Higher hardness does not necessarily mean a knife is better. What it means is that through proper sharpening you should be able to attain a finer edge but that it will be harder to sharpen than a less hard knife. Depending on the chemistry of the knife, stainless steel should hold an edge longer as it is tougher than carbon steel, i.e. less susceptible to wearing away. However, in my experience with toughness testing I am not convinced that the typical toughness tests (e.g. Charpy impact testing) are equivalent to the type of wear that knife experiences. A good experiment for that would be to examine the edge of a knife after proper sharpening and honing with a scanning electron microscope (SEM) to establish a baseline condition, then subject the knife to some sort of slicing or chopping regimen that is repeatable and examine with an SEM at regular intervals.
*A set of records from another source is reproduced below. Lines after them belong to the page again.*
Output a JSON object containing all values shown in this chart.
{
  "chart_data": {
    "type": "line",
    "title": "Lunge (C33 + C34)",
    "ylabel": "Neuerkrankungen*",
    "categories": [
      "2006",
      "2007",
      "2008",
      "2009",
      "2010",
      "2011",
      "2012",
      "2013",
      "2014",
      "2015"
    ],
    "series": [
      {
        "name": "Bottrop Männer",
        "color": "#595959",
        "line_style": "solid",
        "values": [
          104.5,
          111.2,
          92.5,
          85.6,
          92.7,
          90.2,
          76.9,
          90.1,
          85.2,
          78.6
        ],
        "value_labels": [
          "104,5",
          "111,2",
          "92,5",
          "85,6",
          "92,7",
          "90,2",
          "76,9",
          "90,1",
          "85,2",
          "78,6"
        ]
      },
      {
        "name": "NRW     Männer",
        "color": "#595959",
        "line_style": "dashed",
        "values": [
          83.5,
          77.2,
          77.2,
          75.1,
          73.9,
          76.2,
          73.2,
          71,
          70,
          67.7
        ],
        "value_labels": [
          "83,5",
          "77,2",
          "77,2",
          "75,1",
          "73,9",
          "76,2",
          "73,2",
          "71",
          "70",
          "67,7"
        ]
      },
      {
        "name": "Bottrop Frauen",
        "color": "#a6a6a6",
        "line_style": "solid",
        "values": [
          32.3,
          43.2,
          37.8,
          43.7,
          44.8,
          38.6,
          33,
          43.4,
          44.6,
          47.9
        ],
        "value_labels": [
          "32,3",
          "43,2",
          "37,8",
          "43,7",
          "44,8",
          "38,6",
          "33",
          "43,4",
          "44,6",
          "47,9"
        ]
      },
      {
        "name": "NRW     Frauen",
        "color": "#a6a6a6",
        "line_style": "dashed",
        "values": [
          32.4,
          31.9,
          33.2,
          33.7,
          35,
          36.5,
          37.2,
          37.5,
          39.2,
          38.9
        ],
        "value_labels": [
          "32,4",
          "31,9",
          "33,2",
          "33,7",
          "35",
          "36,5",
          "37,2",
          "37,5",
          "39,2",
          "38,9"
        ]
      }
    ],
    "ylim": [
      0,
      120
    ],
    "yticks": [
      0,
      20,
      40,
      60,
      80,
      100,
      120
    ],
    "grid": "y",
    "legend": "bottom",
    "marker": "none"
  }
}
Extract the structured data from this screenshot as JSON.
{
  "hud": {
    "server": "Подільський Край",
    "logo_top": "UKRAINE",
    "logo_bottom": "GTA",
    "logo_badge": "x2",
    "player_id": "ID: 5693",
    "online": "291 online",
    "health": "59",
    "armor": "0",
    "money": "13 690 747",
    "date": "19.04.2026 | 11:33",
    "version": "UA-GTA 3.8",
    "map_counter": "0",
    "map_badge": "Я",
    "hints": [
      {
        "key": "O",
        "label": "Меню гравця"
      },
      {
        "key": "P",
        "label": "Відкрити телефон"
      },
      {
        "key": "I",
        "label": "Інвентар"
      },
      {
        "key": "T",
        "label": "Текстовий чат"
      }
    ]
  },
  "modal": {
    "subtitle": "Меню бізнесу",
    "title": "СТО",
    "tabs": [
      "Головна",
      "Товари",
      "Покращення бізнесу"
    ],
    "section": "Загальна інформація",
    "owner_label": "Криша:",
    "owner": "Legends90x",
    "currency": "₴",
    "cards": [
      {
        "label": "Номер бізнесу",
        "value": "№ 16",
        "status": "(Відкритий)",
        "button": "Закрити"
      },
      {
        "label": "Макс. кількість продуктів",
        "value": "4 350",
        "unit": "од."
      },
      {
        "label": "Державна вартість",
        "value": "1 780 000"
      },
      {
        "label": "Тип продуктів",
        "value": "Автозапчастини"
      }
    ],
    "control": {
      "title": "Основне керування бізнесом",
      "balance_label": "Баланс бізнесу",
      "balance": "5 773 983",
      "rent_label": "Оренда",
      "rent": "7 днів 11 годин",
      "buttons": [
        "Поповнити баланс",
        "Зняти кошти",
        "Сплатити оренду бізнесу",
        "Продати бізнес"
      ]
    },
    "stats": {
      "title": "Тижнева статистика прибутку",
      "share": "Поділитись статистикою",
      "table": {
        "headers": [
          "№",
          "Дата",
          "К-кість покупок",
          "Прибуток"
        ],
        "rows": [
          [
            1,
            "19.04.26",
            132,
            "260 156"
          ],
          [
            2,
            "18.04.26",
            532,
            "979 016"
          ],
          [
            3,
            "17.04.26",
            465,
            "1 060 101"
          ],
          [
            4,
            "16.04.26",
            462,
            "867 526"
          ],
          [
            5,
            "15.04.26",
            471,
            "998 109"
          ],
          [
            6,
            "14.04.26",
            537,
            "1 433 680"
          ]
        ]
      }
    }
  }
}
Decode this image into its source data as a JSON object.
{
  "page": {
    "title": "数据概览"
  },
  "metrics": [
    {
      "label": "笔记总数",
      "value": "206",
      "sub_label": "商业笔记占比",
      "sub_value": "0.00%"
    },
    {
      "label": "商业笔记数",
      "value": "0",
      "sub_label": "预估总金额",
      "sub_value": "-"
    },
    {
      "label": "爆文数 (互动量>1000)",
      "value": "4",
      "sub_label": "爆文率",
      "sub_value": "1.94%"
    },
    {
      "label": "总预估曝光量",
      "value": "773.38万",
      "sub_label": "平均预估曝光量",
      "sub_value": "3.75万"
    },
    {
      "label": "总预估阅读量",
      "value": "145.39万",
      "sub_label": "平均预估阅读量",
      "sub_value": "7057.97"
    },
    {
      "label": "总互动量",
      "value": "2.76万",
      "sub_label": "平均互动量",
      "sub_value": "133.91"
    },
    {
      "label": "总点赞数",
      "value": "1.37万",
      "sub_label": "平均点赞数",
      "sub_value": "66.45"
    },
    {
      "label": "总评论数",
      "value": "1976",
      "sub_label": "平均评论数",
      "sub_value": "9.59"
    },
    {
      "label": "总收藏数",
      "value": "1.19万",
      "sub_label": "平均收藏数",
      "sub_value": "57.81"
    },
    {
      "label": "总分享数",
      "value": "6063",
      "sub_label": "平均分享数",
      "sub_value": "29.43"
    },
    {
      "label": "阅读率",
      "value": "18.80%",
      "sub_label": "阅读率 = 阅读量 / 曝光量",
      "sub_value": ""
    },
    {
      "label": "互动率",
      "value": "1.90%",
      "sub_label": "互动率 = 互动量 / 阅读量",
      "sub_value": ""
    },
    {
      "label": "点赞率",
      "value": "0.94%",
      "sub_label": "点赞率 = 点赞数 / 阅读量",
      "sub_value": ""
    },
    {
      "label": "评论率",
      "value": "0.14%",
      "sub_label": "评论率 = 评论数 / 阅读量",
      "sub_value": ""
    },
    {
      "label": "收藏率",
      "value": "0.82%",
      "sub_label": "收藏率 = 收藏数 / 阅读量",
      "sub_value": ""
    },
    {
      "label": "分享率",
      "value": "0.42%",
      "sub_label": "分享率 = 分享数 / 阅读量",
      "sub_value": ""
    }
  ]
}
Thus, you could build up a history of edge deformation vs. cycles of chopping, thus determining which knife (steel) holds its edge the best.
The hardness of the sharpening steels relative to the knives indicates that there probably is some sharpening going on of the less hard knives regardless of which steel that I use. It also indicates that, at least from a hardness perspective, it doesn't really matter which steel I use. What is probably more important is the surface roughness of the steels (which was not measured) and that, coupled with the geometry of the striations, probably affect the final quality of the knife's edge. Microphotography of the knife edge before and after steeling would be a good experiment to determine which steel is the most effective at deburring and realigning the edge.
Frank
(just kidding!)
Ease of sharpening is hard to correlate to either hardness or toughness (there are some hard and tough steels that sharpen pretty easily, and some that fight you every step of the way). I'm not sure what physical qualities equate to sharpenability, but, subjectively they're easy to feel. Some stainless steels feel "gummy." Some might be too springy ... the edges seem to flex when you try to grind them on a stone.
Something that contributes to steel's abilty to take a very fine edge is carbide size, which is determined by the alloy, and possibly heat treatment. Smaller carbides allow for a finer, more stable edge. Carbon steels tend to have much smaller carbides than stainless steels, but some of the newer "super steels" that you see in expensive Japanese and custom knives come close.
My guess would be only for knives that are not properly maintained. Work hardening causes metal to become brittle. So, I would expect that if you have significant amounts of work hardening on a blade, you might start to create a microscopic jagged edge, rather than a nicely honed edge. However, that would be easily remedied by a good sharpening and honing.
Interesting metallurgical thought experiment.